Абстиненция (психоанализ)


Абстиненция (от нем. Abstinenz и лат. Abstinentia: воздержность, задержка, задержание, воздержание, воздержанность, а также пост, голодание, бескорыстие, честность) — в отличие от традиционного, наркологического значения термина, в психоанализе употребляется для описания состояния больных истерией страха и неврозом навязчивых состояний в процессе психоаналитической терапии.

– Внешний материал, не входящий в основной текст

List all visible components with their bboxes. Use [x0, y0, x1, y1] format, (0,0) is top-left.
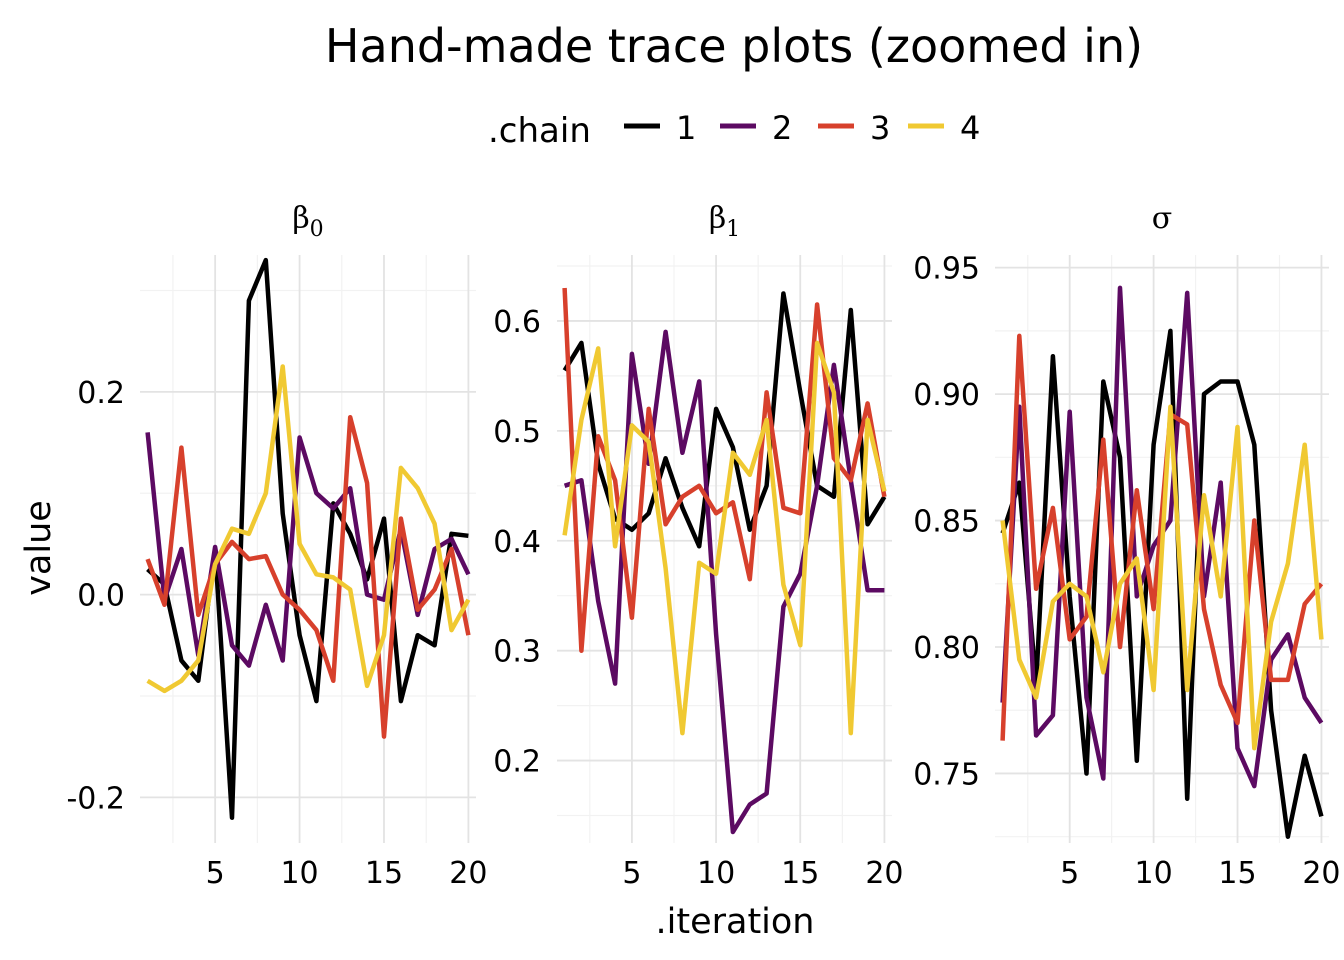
y-tick-label: 0.90 [913, 378, 980, 413]
series-line-chain-3 [145, 414, 471, 739]
x-tick-label: 5 [1060, 856, 1079, 891]
y-tick-label: 0.3 [493, 635, 541, 670]
x-tick-label: 5 [206, 856, 225, 891]
y-tick-label: 0.4 [493, 525, 541, 560]
series-line-chain-4 [562, 340, 887, 736]
x-tick-label: 10 [1135, 856, 1173, 891]
series-line-chain-4 [146, 364, 471, 694]
strip-label-2: β1 [709, 201, 740, 242]
legend-label-4: 4 [960, 109, 980, 147]
series-line-chain-1 [146, 257, 469, 820]
y-tick-label: 0.80 [913, 631, 980, 666]
strip-label-3: σ [1152, 201, 1172, 236]
x-tick-label: 15 [365, 856, 403, 891]
x-tick-label: 5 [622, 856, 641, 891]
y-tick-label: 0.2 [493, 745, 541, 780]
series-line-chain-2 [145, 432, 471, 668]
x-tick-label: 20 [865, 856, 903, 891]
y-tick-label: 0.5 [493, 415, 541, 450]
panel-1: β0 -0.2 0.0 0.2 5 10 15 20 [66, 201, 487, 891]
y-tick-label: 0.75 [913, 757, 980, 792]
legend-label-1: 1 [676, 109, 696, 147]
strip-label-1: β0 [292, 201, 323, 242]
legend-title: .chain [488, 111, 591, 151]
y-tick-label: 0.95 [913, 252, 980, 287]
y-tick-label: 0.85 [913, 505, 980, 540]
legend-label-3: 3 [870, 109, 890, 147]
x-tick-label: 20 [1302, 856, 1340, 891]
x-tick-label: 10 [697, 856, 735, 891]
legend-label-2: 2 [772, 109, 792, 147]
x-tick-label: 10 [280, 856, 318, 891]
x-axis-label: .iteration [656, 902, 815, 942]
x-tick-label: 20 [449, 856, 487, 891]
y-tick-label: 0.0 [77, 579, 125, 614]
y-tick-label: 0.2 [77, 376, 125, 411]
y-tick-label: 0.6 [493, 305, 541, 340]
legend: .chain 1 2 3 4 [488, 109, 980, 151]
y-tick-label: -0.2 [66, 781, 125, 816]
series-line-chain-4 [1000, 404, 1324, 751]
facet-panels: β0 -0.2 0.0 0.2 5 10 15 20 β1 0.2 0.3 0.4 0.5 0.6 5 10 1… [66, 201, 1340, 891]
panel-3: σ 0.75 0.80 0.85 0.90 0.95 5 10 15 20 [913, 201, 1340, 891]
panel-2: β1 0.2 0.3 0.4 0.5 0.6 5 10 15 20 [493, 201, 903, 891]
y-axis-label: value [19, 500, 59, 596]
x-tick-label: 15 [781, 856, 819, 891]
x-tick-label: 15 [1218, 856, 1256, 891]
chart-title: Hand-made trace plots (zoomed in) [325, 19, 1143, 73]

Абстиненция рассматривается не как патогенный фактор, а скорее как фактор, поддерживающий оптимальный уровень фрустрации, необходимый для достижения терапевтического эффекта.

Значение метода

Одним из основных этических и методических принципов психоаналитической техники является так называемый принцип или правило абстиненции, с крайней настойчивостью, временами даже болезненной — разъясняемое и насаждаемое самим Фрейдом среди своих последователей и учеников.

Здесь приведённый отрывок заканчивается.